La obra Oneirós es una invitación al público para que se sumerja en los sueños de Ximena Eleta de Sierra.
Eleta es la creadora, directora y protagonista de este espectáculo multisensorial, inmersivo y poético que, como se dijo, invita a la reflexión, a situarse en una especie de sueño colectivo, a quienes se encuentren dentro espacio escénico Xielo, los días 23, 24, 29, 30 y 31 de julio a las 8:00 p.m.
El espectáculo, que cuenta con el respaldo de la Fundación Gramo Danse y el Fondo Iberescena, busca transmitir ese deseo que en algún momento de la pandemia todos podríamos haber sentido: querer escapar a una realidad alterna y experimentar aquellas sensaciones relacionadas con el miedo a la pérdida del control y a la muerte, además de los efectos psicológicos que la violencia de género produce en sus víctimas.

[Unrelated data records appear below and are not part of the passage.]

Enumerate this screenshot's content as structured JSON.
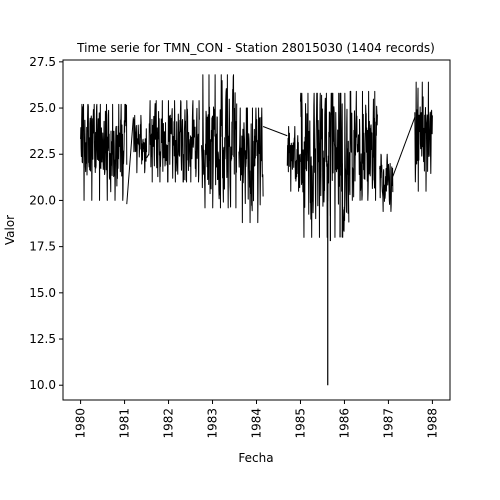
{
  "chart_data": {
    "type": "line",
    "title": "Time serie for TMN_CON - Station 28015030 (1404 records)",
    "xlabel": "Fecha",
    "ylabel": "Valor",
    "xlim": [
      1979.6,
      1988.4
    ],
    "ylim": [
      9.2,
      27.6
    ],
    "x_ticks": [
      1980,
      1981,
      1982,
      1983,
      1984,
      1985,
      1986,
      1987,
      1988
    ],
    "x_tick_labels": [
      "1980",
      "1981",
      "1982",
      "1983",
      "1984",
      "1985",
      "1986",
      "1987",
      "1988"
    ],
    "y_ticks": [
      10.0,
      12.5,
      15.0,
      17.5,
      20.0,
      22.5,
      25.0,
      27.5
    ],
    "y_tick_labels": [
      "10.0",
      "12.5",
      "15.0",
      "17.5",
      "20.0",
      "22.5",
      "25.0",
      "27.5"
    ],
    "grid": false,
    "series": [
      {
        "color": "#000000",
        "segments": [
          {
            "x_start": 1980.0,
            "x_end": 1981.05,
            "min": 20.0,
            "max": 25.2,
            "mean": 22.9
          },
          {
            "x_start": 1981.2,
            "x_end": 1981.5,
            "min": 21.5,
            "max": 24.6,
            "mean": 23.2
          },
          {
            "x_start": 1981.55,
            "x_end": 1982.7,
            "min": 21.0,
            "max": 25.4,
            "mean": 23.0
          },
          {
            "x_start": 1982.75,
            "x_end": 1983.55,
            "min": 19.6,
            "max": 26.8,
            "mean": 23.2
          },
          {
            "x_start": 1983.6,
            "x_end": 1984.15,
            "min": 18.8,
            "max": 25.0,
            "mean": 22.3
          },
          {
            "x_start": 1984.7,
            "x_end": 1985.0,
            "min": 20.5,
            "max": 24.0,
            "mean": 22.2
          },
          {
            "x_start": 1985.0,
            "x_end": 1986.1,
            "min": 18.0,
            "max": 25.8,
            "mean": 22.5
          },
          {
            "x_start": 1986.1,
            "x_end": 1986.75,
            "min": 20.0,
            "max": 25.9,
            "mean": 22.8
          },
          {
            "x_start": 1986.8,
            "x_end": 1987.1,
            "min": 19.4,
            "max": 22.5,
            "mean": 21.0
          },
          {
            "x_start": 1987.6,
            "x_end": 1988.0,
            "min": 20.5,
            "max": 26.4,
            "mean": 23.3
          }
        ],
        "gap_links": [
          {
            "x": [
              1981.05,
              1981.2
            ],
            "y": [
              19.8,
              24.5
            ]
          },
          {
            "x": [
              1981.5,
              1981.55
            ],
            "y": [
              22.3,
              22.5
            ]
          },
          {
            "x": [
              1984.15,
              1984.7
            ],
            "y": [
              24.0,
              23.5
            ]
          },
          {
            "x": [
              1987.1,
              1987.6
            ],
            "y": [
              21.3,
              24.5
            ]
          }
        ],
        "spikes": [
          {
            "x": 1985.62,
            "y": 10.0
          },
          {
            "x": 1985.68,
            "y": 17.8
          },
          {
            "x": 1985.9,
            "y": 18.0
          },
          {
            "x": 1985.95,
            "y": 18.0
          }
        ]
      }
    ]
  }
}
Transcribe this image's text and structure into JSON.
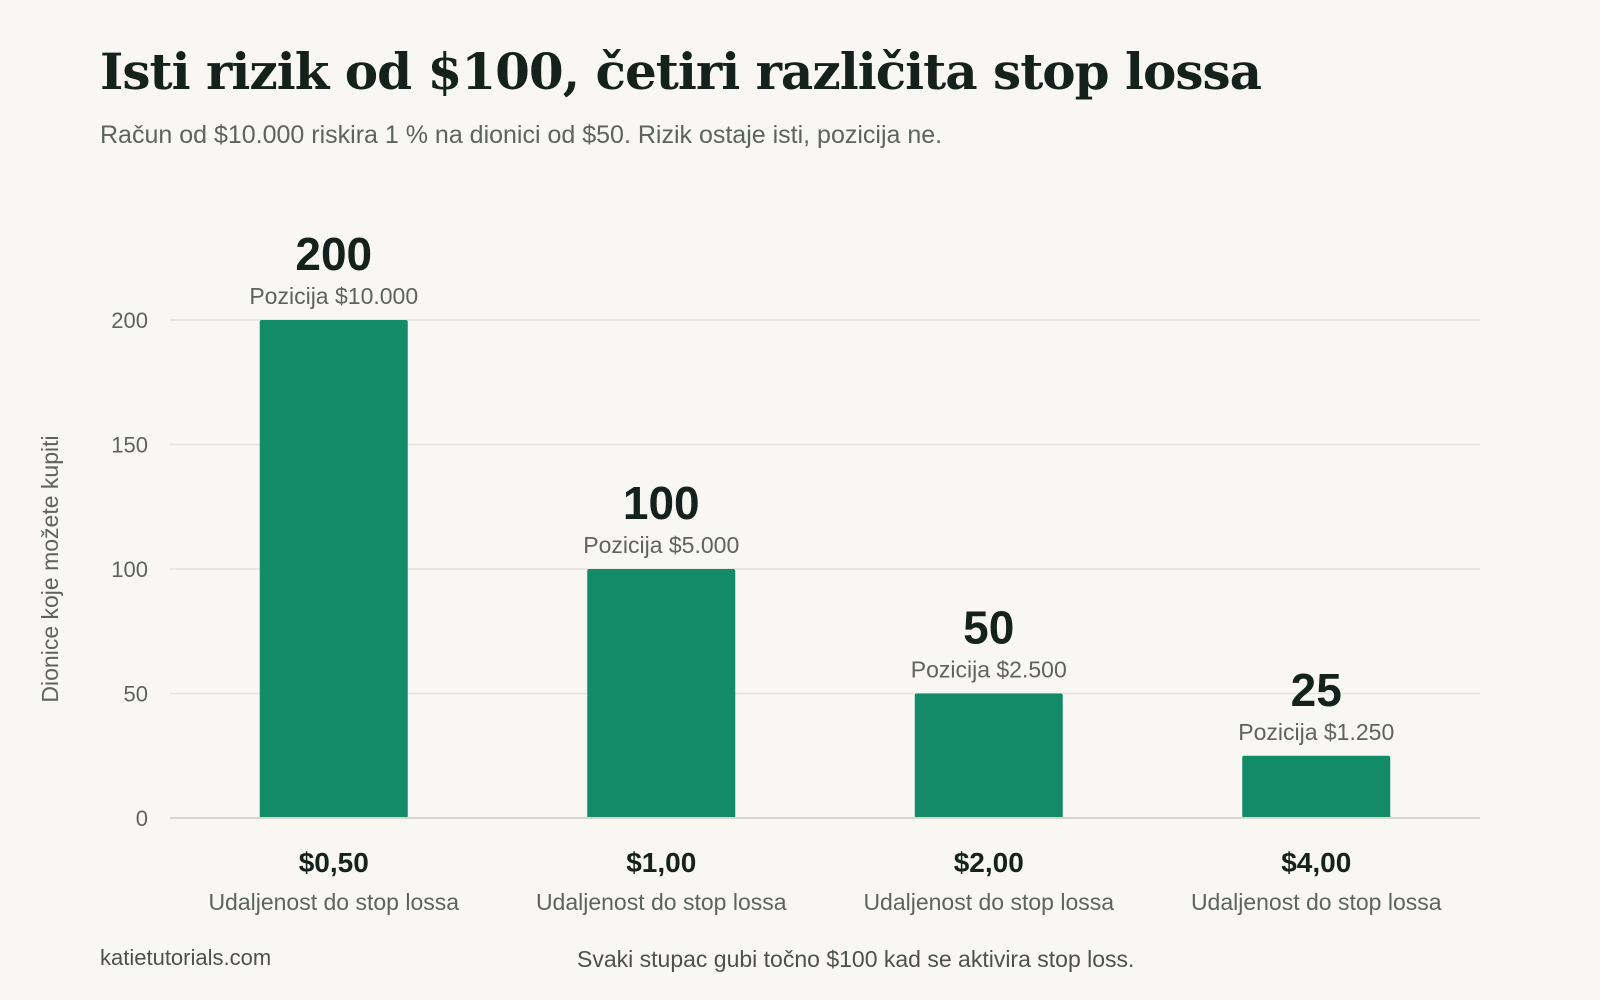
{
  "title": "Isti rizik od $100, četiri različita stop lossa",
  "subtitle": "Račun od $10.000 riskira 1 % na dionici od $50. Rizik ostaje isti, pozicija ne.",
  "footer": {
    "source": "katietutorials.com",
    "note": "Svaki stupac gubi točno $100 kad se aktivira stop loss."
  },
  "colors": {
    "bar": "#138a68",
    "grid": "#e3e2dd",
    "text_dark": "#15211c",
    "text_muted": "#5d6360"
  },
  "chart_data": {
    "type": "bar",
    "ylabel": "Dionice koje možete kupiti",
    "ylim": [
      0,
      200
    ],
    "yticks": [
      0,
      50,
      100,
      150,
      200
    ],
    "grid": true,
    "categories": [
      "$0,50",
      "$1,00",
      "$2,00",
      "$4,00"
    ],
    "category_sublabels": [
      "Udaljenost do stop lossa",
      "Udaljenost do stop lossa",
      "Udaljenost do stop lossa",
      "Udaljenost do stop lossa"
    ],
    "values": [
      200,
      100,
      50,
      25
    ],
    "value_labels": [
      "200",
      "100",
      "50",
      "25"
    ],
    "position_labels": [
      "Pozicija $10.000",
      "Pozicija $5.000",
      "Pozicija $2.500",
      "Pozicija $1.250"
    ]
  }
}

Esta coreografía –creada por Eleta con la colaboración del dramaturgo colombiano Diego Fernando Montoya– viene acompañada de una amalgama de elementos audiovisuales dispuestos por Libélula Fractal, la sonoridad electrónica del compositor italiano Diego Dall’Osto, en conjunto con la iluminación de John León.
El sueño lúcido, la pesadilla y el falso despertar serán algunas de las sensaciones que el público verá plasmado sobre el escenario, situado en una trama en la que predomina el contexto del ensueño y las alucinaciones visuales.

“Por ejemplo, hay una pesadilla en la que caigo al vacío. Los psicoanalistas dicen que estos sueños reflejan un miedo a la muerte. (...) Esos miedos salen a relucir como parte del inconsciente. En un sentido, la obra es autobiográfica, porque yo he tenido esos sueños. Yo tengo sueños lúcidos en los que a veces me da por bailar o leer”, expresó Eleta.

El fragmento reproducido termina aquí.